1La palabra de Yahveh me fue dirigida en estos términos: 2Hijo de hombre, vuelve tu rostro hacia la montaña de Seír, y profetiza contra ella. 3Le dirás: Así dice el Señor Yahveh: Aquí estoy contra ti, montaña de Seír. Voy a extender mi mano contra ti: te convertiré en soledad desolada, 4y dejaré en ruinas tus ciudades; serás una desolación, y sabrás que yo soy Yahveh. 5Por haber alimentado un odio eterno y haber entregado a la espada a los hijos de Israel el día de su desastre, el día de su última culpa, 6por eso, por mi vida, oráculo del Señor Yahveh, que yo te dejaré en sangre y la sangre te perseguirá.

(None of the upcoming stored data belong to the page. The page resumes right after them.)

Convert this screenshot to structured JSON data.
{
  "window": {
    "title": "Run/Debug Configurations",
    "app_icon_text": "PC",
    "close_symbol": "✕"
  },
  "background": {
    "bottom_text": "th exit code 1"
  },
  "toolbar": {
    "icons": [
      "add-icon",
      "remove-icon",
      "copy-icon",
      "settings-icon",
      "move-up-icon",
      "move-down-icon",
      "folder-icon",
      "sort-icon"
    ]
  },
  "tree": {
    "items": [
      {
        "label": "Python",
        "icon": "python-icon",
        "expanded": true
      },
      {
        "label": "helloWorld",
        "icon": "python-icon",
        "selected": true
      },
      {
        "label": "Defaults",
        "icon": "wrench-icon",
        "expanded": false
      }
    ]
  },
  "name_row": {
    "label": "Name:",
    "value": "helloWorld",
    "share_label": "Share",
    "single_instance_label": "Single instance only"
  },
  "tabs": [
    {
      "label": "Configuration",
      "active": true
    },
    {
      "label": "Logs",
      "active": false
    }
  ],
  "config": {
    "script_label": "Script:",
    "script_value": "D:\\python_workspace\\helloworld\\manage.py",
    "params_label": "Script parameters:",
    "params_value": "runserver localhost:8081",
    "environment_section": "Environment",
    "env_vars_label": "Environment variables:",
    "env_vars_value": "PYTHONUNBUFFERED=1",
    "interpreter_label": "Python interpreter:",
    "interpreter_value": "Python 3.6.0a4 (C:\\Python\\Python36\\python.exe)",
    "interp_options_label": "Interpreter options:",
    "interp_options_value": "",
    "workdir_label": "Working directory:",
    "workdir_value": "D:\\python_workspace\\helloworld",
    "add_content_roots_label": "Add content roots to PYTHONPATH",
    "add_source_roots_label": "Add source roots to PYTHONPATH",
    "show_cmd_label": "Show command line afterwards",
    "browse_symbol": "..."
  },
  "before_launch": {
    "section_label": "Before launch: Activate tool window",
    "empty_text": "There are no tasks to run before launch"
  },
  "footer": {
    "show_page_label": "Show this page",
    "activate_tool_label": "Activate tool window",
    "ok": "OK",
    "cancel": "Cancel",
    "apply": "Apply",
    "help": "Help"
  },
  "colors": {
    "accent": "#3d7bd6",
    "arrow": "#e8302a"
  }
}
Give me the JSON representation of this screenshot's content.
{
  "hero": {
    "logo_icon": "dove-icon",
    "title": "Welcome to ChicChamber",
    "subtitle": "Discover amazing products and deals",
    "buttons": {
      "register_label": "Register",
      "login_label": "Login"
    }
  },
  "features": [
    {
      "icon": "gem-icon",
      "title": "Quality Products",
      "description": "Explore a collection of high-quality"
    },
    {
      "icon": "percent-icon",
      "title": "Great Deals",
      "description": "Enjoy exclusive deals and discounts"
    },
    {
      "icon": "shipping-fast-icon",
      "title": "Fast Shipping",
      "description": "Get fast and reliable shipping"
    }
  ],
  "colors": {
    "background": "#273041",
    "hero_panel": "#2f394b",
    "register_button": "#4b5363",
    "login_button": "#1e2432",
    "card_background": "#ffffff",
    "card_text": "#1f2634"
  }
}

Sí, eres rea de sangre, ¡y la sangre te perseguirá! 7Haré de la montaña de Seír una soledad desolada, y extirparé de allí al que va y al que viene. 8Llenaré de víctimas sus montes; en tus colinas, en tus valles y en todos tus barrancos, caerán las víctimas de la espada. 9Te convertiré en soledades eternas, tus ciudades no volverán a ser habitadas, y sabréis que yo soy Yahveh. 10Por haber dicho tú: «Las dos naciones, los dos países son míos, vamos a tomarlos en posesión», siendo así que Yahveh estaba allí, 11por eso, por mi vida, oráculo del Señor Yahveh, que procederé con la misma cólera y los mismos celos con que tú has procedido en tu odio contra ellos, y me daré a conocer, por ellos, cuando te castigue. 12Sabrás que yo, Yahveh, he oído todos los insultos que lanzabas contra los montes de Israel diciendo: «Están devastados, nos han sido entregados como pasto.» 13Me habéis desafiado con vuestra boca, habéis multiplicado contra mí vuestras palabras, lo he oído todo. 14Así dice el Señor Yahveh: Para alegría de toda esta tierra yo haré de ti una desolación. 15Como tú te alegraste cuando la heredad de la casa de Israel era una desolación, yo te trataré a ti de la misma manera. Serás una desolación, montaña de Seír, así como Edom entero, y se sabrá que yo soy Yahveh.